City of Marietta Board of Lights & Water v. Georgia Power Co.

Banke, Chief Judge.

Georgia Power Company filed a petition with the Georgia Public Service Commission seeking to prevent the City of Marietta Board of Lights and Water (hereinafter Marietta) from committing an alleged violation of the Georgia Territorial Electric Service Act (OCGA § 46-3-1 et seq.) by providing electric service to certain premises owned by Dunaway Drug Stores, Inc., which premises were alleged to have been assigned exclusively to Georgia Power under the Act. The Public Service Commission ruled in favor of Georgia Power, and that ruling was affirmed on appeal to the Superior Court of Fulton County. This appeal followed.

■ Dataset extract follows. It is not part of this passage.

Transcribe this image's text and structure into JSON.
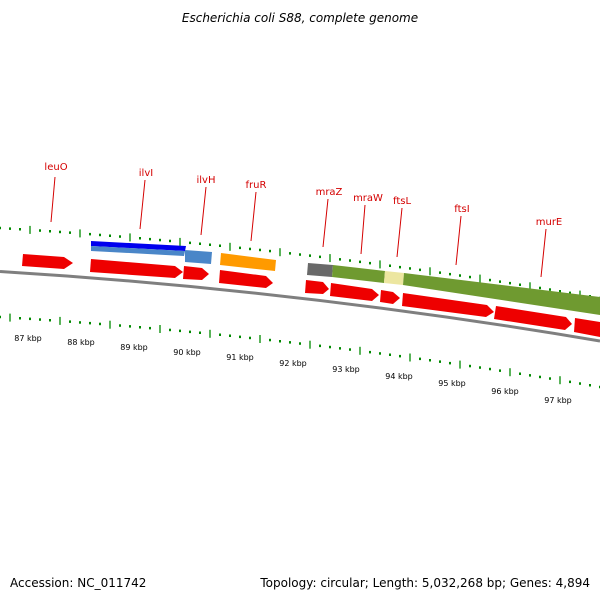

The factual findings made by the Public Service Commission are not in dispute. Dunaway Drug Stores, Inc., commenced construction *124of an office and warehouse complex on the property in question on March 15, 1981, and Marietta began providing temporary electric service to the construction site during that same month. The location of the office and warehouse complex, both as planned and as constructed, was more than 500 feet from any existing electric line maintained by Marietta. However, subsequent to the commencement of construction, Dunaway decided to erect a small, permanent shed on the property at a location within 300 feet of an existing electric line maintained by Marietta. The Public Service Commission found as a matter of fact that the construction of this shed “resulted solely from an attempt to justify the extension and delivery of temporary and permanent electric service by Marietta to the office and warehouse complex.” In June of 1981, Dunaway applied for and began receiving permanent electric service from Marietta. Held:

It is acknowledged by the parties that pursuant to OCGA § 46-3-5, Georgia Power was and is the “primary supplier” for the area in question and that, as a consequence, Dunaway may elect to be served by Marietta as a secondary supplier only if the newly constructed premises are “located at least partially within 300 feet of the [existing] lines of such secondary supplier . . OCGA § 46-3-8 (a) (2). Application of this statutory provision is governed by OCGA § 46-3-8 (f), which provides, in pertinent part, as follows: “(f) The time at which an electric supplier, based upon the location or proximity of electric suppliers’ lines as in this part provided for, shall be considered as having the right to extend and furnish, or as being restricted from extending and furnishing, service to new premises shall be the time at which written application for temporary construction or permanent service is made to any electric supplier by the consumer utilizing such premises or the time at which construction of such premises is commenced, whichever first occurs. The location of a premises for temporary construction service shall be deemed to be the same as the location of the premises which shall require permanent service after construction.” (Emphasis supplied.) The term “premises” is defined by OCGA § 46-3-3 (6), in pertinent part, as follows: “ ‘Premises’ means the building, structure, or facility to which electricity is being or is to be furnished, provided that two or more buildings, structures or facilities which are located on one tract or contiguous tracts of land and are utilized by one electric consumer shall together constitute one premises . . .”

Because the construction of the shed was not contemplated either at the time Dunaway applied to Marietta for temporary construction service or at the time construction actually began on the project, and because the structures which were planned at that time were located more than 300 feet from Marietta’s existing lines, we hold that the Commission was correct in concluding that Georgia Power had the *125exclusive right under the Act to extend and furnish permanent service to the premises. This conclusion is demanded by the unambiguous language of § 46-3-8 (f), regardless of whether the shed may properly be considered a “building, structure, or facility for which electricity is being or is to be furnished” within the meaning of § 46-3-3 (6). Consequently, it is unnecessary for us to address the correctness of the Commission’s additional conclusion that because the shed was designed and constructed solely to justify the extension of electric service to the office and warehouse complex, it never did constitute part of the “premises” within the meaning of that subsection.

Decided September 20, 1985. W. R. Robertson III, for appellant. Robert P. Williams II, Jeffrey R. Nickerson, Arthur H. Domby, Deppish Kirkland III, Michael J. Bowers, Attorney General, H. Perry Michael, First Assistant Attorney General, Michael S. Bradley, Staff Assistant Attorney General, for appellees.

Judgment affirmed.

McMurray, P. J., and Benham, J., concur.